For neonatology (MDC 15) three new rules are placed after current rule 015D8251. The first is a copy of current rule 015D8250 but procprop1 is changed to 00S10. The second is a copy of current rule 015D8251 with the same change. The third is a copy of current rule 015D8281. Procop1 is given value 00S10 and OR is changed to ‘S’ as stated above.
7 new DRG:s are created:
The value of local DRG is the same as DRG in all national versions. The national authorities are responsible for delivering the national names for these DRG’s, in alpha version the English names may be used.
The new rules in the listed MDC’s will result in these DRG’s i.e. the value of DRG on those lines has to be changed according to the list above. All other new rules result in DRG 530 and the value of DRG is changed to 530.

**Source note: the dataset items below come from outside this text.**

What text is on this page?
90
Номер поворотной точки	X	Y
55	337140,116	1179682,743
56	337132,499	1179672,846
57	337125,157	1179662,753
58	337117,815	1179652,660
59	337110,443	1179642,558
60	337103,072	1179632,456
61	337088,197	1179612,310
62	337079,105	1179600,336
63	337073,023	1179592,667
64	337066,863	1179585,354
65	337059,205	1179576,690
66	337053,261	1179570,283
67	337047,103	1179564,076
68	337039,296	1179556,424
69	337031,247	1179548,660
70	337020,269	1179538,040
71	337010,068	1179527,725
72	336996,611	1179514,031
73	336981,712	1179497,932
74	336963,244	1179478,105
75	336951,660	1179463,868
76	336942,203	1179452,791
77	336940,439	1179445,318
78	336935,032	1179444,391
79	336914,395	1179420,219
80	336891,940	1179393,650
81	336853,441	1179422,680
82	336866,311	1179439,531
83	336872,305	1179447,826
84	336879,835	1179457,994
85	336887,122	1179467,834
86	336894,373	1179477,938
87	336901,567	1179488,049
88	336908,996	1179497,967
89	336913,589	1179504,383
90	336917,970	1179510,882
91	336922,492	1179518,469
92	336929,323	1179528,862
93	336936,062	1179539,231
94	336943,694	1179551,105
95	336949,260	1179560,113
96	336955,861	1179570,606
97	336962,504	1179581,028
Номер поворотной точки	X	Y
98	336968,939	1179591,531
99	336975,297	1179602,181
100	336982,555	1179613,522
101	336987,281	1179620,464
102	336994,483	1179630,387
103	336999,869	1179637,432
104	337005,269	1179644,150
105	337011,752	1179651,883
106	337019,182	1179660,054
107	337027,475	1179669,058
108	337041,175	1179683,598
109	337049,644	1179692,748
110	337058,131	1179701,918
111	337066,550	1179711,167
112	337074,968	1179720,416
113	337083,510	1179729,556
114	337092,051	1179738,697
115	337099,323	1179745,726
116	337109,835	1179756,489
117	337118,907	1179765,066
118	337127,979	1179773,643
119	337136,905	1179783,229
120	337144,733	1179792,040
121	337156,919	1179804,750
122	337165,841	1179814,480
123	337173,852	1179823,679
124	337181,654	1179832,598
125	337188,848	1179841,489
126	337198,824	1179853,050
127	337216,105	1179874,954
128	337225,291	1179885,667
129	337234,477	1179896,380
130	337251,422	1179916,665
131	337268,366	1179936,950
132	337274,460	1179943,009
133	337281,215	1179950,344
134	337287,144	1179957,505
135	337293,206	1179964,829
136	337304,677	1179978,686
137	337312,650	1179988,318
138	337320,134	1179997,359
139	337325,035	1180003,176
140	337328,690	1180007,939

Cases with anesthesia without significant procedures are assigned to one of the seven new DRG's for general anesthesia if no procedure with procedure property is performed. In specified MDC the DRG is according to the MDC, others will be assinged to DR 530 which is tabled as MDC 23 DRG although the cases have not MDC 23 principal dx.
Martti Virtanen, 2008-02-19
During the alpha testing in Finland it was found out that the rule based on procedure property will change the assignment in situations whit secproc rules. To avoid this the solution was done using a diagnosis property (00X10) given to the same codes and with the same meaning as the originally planned procedure property code (00S10).
Expert Network 2008-03-06
The meeting accepted the correction. Error corrected. The case will be closed.